Ensure you have Python 3.x installed on your system.
Install the required vaderSentiment package by running pip install vaderSentiment.
Download the Amazon Fashion reviews dataset from the following link: https://datarepo.eng.ucsd.edu/mcauley_group/data/amazon_v2/categoryFiles/AMAZON_FASHION.json.gz
Save the downloaded file as AMAZON_FASHION.json.gz in the data directory located in the same directory as this script.

Code Description

The script consists of three main functions:

analyze_sentiment(reviews): This function takes a list of reviews as input and uses the VADER SentimentIntensityAnalyzer to calculate the sentiment score for each review's text. It returns a list of sentiment scores.
print_sentiment_analysis(sentiments): This function takes a list of sentiment scores as input and prints the sentiment analysis results, showing the count of positive, negative, and neutral reviews.
parse_json(path): This is a generator function that reads the gzipped JSON file and yields each line as a Python dictionary.

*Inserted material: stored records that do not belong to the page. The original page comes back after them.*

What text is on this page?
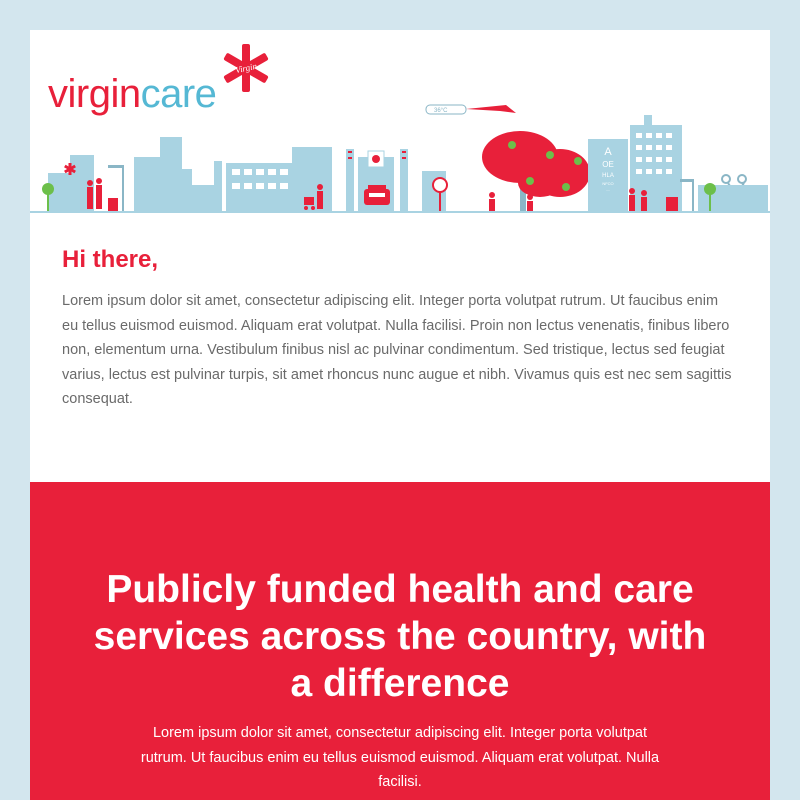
36°C
A
OE
HLA
NFCO
....
virgincare
Virgin
Hi there,

Lorem ipsum dolor sit amet, consectetur adipiscing elit. Integer porta volutpat rutrum. Ut faucibus enim eu tellus euismod euismod. Aliquam erat volutpat. Nulla facilisi. Proin non lectus venenatis, finibus libero non, elementum urna. Vestibulum finibus nisl ac pulvinar condimentum. Sed tristique, lectus sed feugiat varius, lectus est pulvinar turpis, sit amet rhoncus nunc augue et nibh. Vivamus quis est nec sem sagittis consequat.

Publicly funded health and care services across the country, with a difference

Lorem ipsum dolor sit amet, consectetur adipiscing elit. Integer porta volutpat rutrum. Ut faucibus enim eu tellus euismod euismod. Aliquam erat volutpat. Nulla facilisi.
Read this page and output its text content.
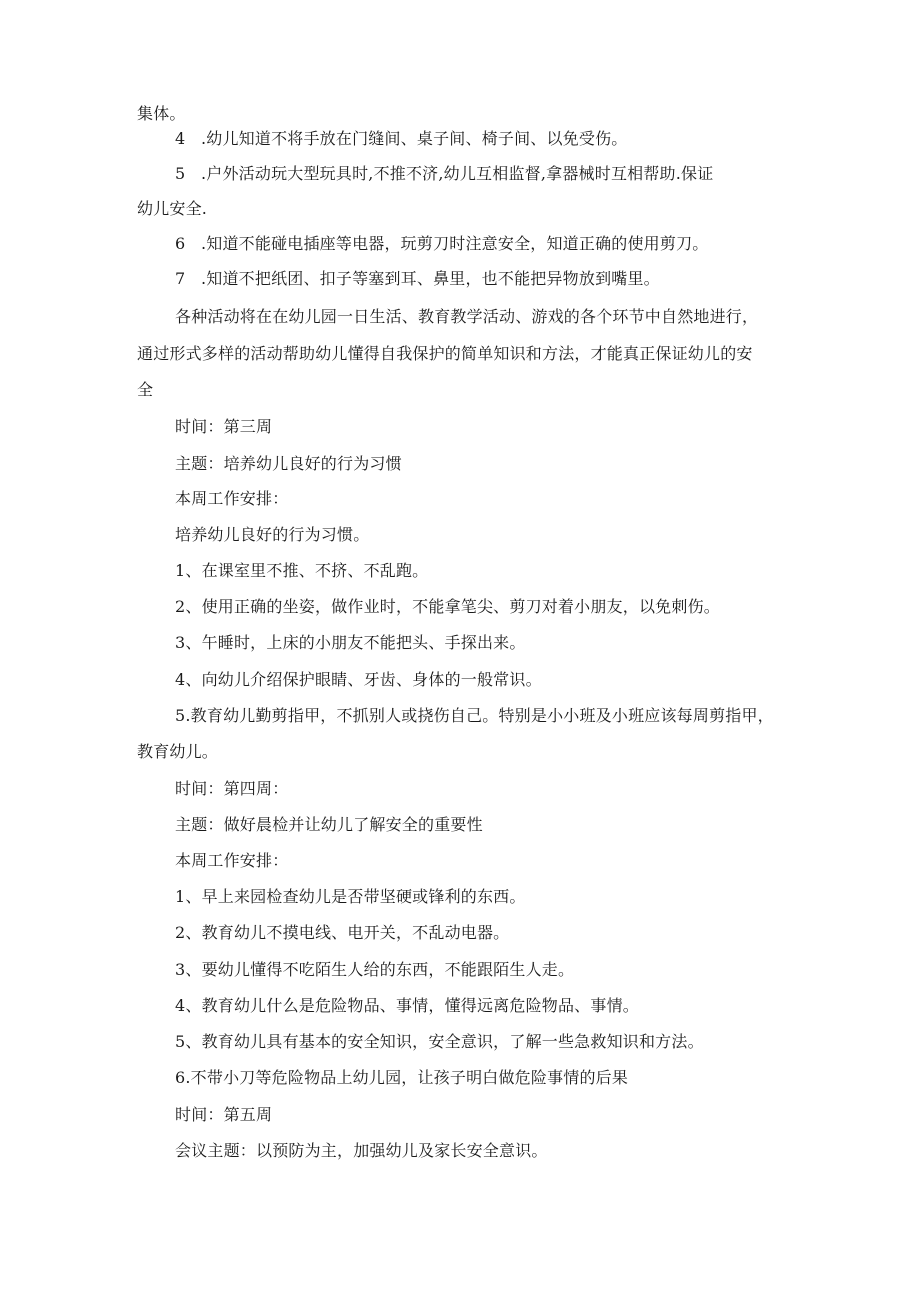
集体。
4 .幼儿知道不将手放在门缝间、桌子间、椅子间、以免受伤。
5 .户外活动玩大型玩具时,不推不济,幼儿互相监督,拿器械时互相帮助.保证
幼儿安全.
6 .知道不能碰电插座等电器，玩剪刀时注意安全，知道正确的使用剪刀。
7 .知道不把纸团、扣子等塞到耳、鼻里，也不能把异物放到嘴里。
各种活动将在在幼儿园一日生活、教育教学活动、游戏的各个环节中自然地进行，
通过形式多样的活动帮助幼儿懂得自我保护的简单知识和方法，才能真正保证幼儿的安
全
时间：第三周
主题：培养幼儿良好的行为习惯
本周工作安排：
培养幼儿良好的行为习惯。
1、在课室里不推、不挤、不乱跑。
2、使用正确的坐姿，做作业时，不能拿笔尖、剪刀对着小朋友，以免刺伤。
3、午睡时，上床的小朋友不能把头、手探出来。
4、向幼儿介绍保护眼睛、牙齿、身体的一般常识。
5.教育幼儿勤剪指甲，不抓别人或挠伤自己。特别是小小班及小班应该每周剪指甲，
教育幼儿。
时间：第四周：
主题：做好晨检并让幼儿了解安全的重要性
本周工作安排：
1、早上来园检查幼儿是否带坚硬或锋利的东西。
2、教育幼儿不摸电线、电开关，不乱动电器。
3、要幼儿懂得不吃陌生人给的东西，不能跟陌生人走。
4、教育幼儿什么是危险物品、事情，懂得远离危险物品、事情。
5、教育幼儿具有基本的安全知识，安全意识，了解一些急救知识和方法。
6.不带小刀等危险物品上幼儿园，让孩子明白做危险事情的后果
时间：第五周
会议主题：以预防为主，加强幼儿及家长安全意识。
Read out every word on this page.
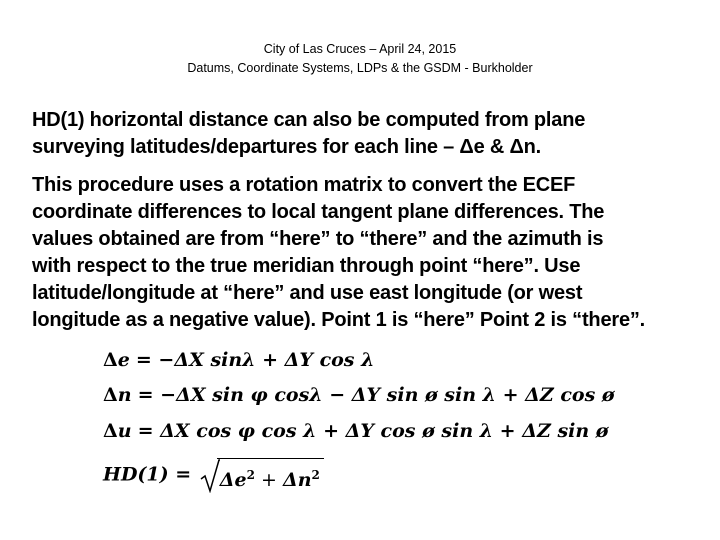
City of Las Cruces – April 24, 2015
Datums, Coordinate Systems, LDPs & the GSDM - Burkholder
HD(1) horizontal distance can also be computed from plane
surveying latitudes/departures for each line – Δe & Δn.
This procedure uses a rotation matrix to convert the ECEF
coordinate differences to local tangent plane differences. The
values obtained are from “here” to “there” and the azimuth is
with respect to the true meridian through point “here”. Use
latitude/longitude at “here” and use east longitude (or west
longitude as a negative value). Point 1 is “here” Point 2 is “there”.
Δe = −ΔX sinλ + ΔY cos λ
Δn = −ΔX sin φ cosλ − ΔY sin ø sin λ + ΔZ cos ø
Δu = ΔX cos φ cos λ + ΔY cos ø sin λ + ΔZ sin ø
$HD(1) = \Delta e^2 + \Delta n^2$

The script starts by calling the parse_json function to read the reviews from the dataset. It then passes the reviews to the analyze_sentiment function to obtain the sentiment scores. Finally, the sentiment scores are passed to the print_sentiment_analysis function to display the analysis results.

Note

The vaderSentiment package is used for sentiment analysis, and it is specifically designed for social media text. It may not be the most accurate choice for all types of textual data.
The code processes reviews until it finds 10,000 valid ones or reaches the end of the dataset, whichever comes first. If you wish to analyze more or fewer reviews, you can modify the condition inside the analyze_sentiment function.
Make sure the JSON data in the dataset follows the expected format with "reviewText" and "summary" keys. If the data structure differs, you may need to modify the code to handle the appropriate keys.

Disclaimer

This script and the sentiment analysis results may not be 100% accurate as sentiment analysis is a complex task and can vary depending on the data and context. It is essential to interpret the results with caution.

Attribution

The code uses the VADER SentimentIntensityAnalyzer, developed by Hutto and Gilbert. For more information about VADER, please refer to the following paper: Hutto, C.J., and Gilbert, E.E. (2014). "VADER: A Parsimonious Rule-Based Model for Sentiment Analysis of Social Media Text." Eighth International Conference on Weblogs and Social Media (ICWSM-14).